Alors qu'il se prépare à l'entraînement à Bucarest, en Roumanie, où les joueurs du Dynamo campent après leur voyage depuis l'Ukraine, l'entraîneur principal roumain Mircea Lucescu ne peut se permettre le luxe de sourire. Pas encore. À 76 ans, il est le plus ancien entraîneur encore en activité dans le football européen de haut niveau, mais il est infatigable.

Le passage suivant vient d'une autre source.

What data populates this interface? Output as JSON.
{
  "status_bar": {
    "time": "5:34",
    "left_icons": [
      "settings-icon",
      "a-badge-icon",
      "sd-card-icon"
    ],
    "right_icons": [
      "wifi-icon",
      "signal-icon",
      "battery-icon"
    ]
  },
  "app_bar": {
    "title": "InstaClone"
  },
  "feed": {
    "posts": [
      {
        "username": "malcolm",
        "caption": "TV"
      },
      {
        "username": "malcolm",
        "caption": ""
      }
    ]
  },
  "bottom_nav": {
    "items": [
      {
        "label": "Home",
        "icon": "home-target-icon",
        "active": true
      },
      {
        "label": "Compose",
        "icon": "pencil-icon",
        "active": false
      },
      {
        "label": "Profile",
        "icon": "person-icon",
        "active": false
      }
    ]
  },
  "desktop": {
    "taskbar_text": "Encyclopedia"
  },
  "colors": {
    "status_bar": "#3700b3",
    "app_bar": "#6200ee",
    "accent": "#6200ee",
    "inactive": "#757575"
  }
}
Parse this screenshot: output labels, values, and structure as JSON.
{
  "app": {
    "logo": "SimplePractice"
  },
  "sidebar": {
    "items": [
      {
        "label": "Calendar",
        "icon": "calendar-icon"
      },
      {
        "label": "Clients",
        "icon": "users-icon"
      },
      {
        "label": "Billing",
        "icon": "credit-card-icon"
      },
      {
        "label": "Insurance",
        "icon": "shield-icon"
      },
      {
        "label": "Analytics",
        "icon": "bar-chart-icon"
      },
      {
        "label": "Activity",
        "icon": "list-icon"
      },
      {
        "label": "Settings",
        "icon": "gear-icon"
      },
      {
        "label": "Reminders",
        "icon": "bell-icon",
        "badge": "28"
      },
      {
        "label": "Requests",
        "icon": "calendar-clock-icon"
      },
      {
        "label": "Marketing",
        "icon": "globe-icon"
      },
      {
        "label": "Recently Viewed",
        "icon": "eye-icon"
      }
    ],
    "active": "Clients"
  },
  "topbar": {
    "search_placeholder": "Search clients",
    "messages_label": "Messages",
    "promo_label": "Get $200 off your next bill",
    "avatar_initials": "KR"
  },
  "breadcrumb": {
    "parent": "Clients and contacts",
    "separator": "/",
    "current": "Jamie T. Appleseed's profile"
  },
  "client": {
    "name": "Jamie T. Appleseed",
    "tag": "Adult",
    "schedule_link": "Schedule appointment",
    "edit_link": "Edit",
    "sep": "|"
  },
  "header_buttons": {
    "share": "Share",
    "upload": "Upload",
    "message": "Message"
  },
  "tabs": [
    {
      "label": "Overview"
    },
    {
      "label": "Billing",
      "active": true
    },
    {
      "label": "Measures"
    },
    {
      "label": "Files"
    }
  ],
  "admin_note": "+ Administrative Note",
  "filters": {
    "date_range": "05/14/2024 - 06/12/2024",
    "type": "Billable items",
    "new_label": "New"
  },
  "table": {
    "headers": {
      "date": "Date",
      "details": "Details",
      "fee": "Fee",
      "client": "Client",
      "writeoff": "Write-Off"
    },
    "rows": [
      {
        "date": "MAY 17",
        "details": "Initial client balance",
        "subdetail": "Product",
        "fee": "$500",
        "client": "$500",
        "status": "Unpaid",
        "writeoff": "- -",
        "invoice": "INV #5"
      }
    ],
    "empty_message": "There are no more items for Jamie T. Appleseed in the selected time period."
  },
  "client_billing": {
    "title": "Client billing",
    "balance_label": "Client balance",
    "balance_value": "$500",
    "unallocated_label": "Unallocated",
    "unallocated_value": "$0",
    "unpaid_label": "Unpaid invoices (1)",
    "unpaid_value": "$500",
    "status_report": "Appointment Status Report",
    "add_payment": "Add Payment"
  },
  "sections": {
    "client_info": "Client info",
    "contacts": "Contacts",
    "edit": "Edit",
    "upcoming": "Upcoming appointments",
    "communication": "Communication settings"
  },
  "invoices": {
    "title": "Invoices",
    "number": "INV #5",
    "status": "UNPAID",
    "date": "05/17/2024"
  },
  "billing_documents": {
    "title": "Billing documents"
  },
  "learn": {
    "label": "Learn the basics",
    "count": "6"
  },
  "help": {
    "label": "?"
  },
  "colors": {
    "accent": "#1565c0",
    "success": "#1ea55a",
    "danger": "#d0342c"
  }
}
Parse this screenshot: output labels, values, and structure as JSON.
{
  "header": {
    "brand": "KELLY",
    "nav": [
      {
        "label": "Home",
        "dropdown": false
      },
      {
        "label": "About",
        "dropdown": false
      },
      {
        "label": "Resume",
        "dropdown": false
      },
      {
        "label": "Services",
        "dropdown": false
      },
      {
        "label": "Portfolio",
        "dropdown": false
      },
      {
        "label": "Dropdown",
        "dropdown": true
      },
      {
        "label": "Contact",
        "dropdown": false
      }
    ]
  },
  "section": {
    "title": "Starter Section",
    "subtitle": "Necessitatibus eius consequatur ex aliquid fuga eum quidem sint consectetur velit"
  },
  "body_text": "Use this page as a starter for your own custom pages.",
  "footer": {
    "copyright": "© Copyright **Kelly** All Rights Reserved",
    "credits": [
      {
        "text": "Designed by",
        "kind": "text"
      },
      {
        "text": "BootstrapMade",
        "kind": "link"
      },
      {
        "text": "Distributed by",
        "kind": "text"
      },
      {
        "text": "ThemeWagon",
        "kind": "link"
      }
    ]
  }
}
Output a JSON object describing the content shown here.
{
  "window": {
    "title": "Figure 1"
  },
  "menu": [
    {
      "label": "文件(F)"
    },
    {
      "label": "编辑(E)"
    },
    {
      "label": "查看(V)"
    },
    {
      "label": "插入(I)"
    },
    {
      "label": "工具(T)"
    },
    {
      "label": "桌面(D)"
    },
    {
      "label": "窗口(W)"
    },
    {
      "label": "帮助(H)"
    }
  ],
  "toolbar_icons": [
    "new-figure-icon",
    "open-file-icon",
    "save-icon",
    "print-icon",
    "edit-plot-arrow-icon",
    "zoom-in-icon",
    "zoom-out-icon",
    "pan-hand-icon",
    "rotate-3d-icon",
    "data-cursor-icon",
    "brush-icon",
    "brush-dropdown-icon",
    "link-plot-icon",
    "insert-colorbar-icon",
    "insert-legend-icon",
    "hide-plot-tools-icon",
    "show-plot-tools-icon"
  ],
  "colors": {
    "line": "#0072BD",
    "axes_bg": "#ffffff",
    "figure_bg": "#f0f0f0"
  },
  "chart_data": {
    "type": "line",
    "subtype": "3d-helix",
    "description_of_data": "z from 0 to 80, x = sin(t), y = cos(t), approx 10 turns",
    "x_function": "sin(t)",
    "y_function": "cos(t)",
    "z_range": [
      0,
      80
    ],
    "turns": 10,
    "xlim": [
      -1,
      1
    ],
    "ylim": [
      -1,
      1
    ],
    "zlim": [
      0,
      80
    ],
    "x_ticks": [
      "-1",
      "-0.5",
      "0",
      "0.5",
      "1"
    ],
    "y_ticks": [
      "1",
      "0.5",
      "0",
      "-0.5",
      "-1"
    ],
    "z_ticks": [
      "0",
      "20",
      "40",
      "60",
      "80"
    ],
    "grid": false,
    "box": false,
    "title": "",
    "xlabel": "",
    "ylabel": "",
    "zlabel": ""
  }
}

À part les quatre étrangers de l'équipe du Dynamo qui ont trouvé des contrats à court terme ailleurs après le début de la guerre, Lucescu a tous ses joueurs avec lui. Au cours des 50 derniers jours, l'entraîneur et ses assistants ont organisé des bus pour les personnes fuyant la guerre, relogé d'innombrables familles et aidé les femmes enceintes des joueurs à trouver des médecins pour s'occuper d'elles.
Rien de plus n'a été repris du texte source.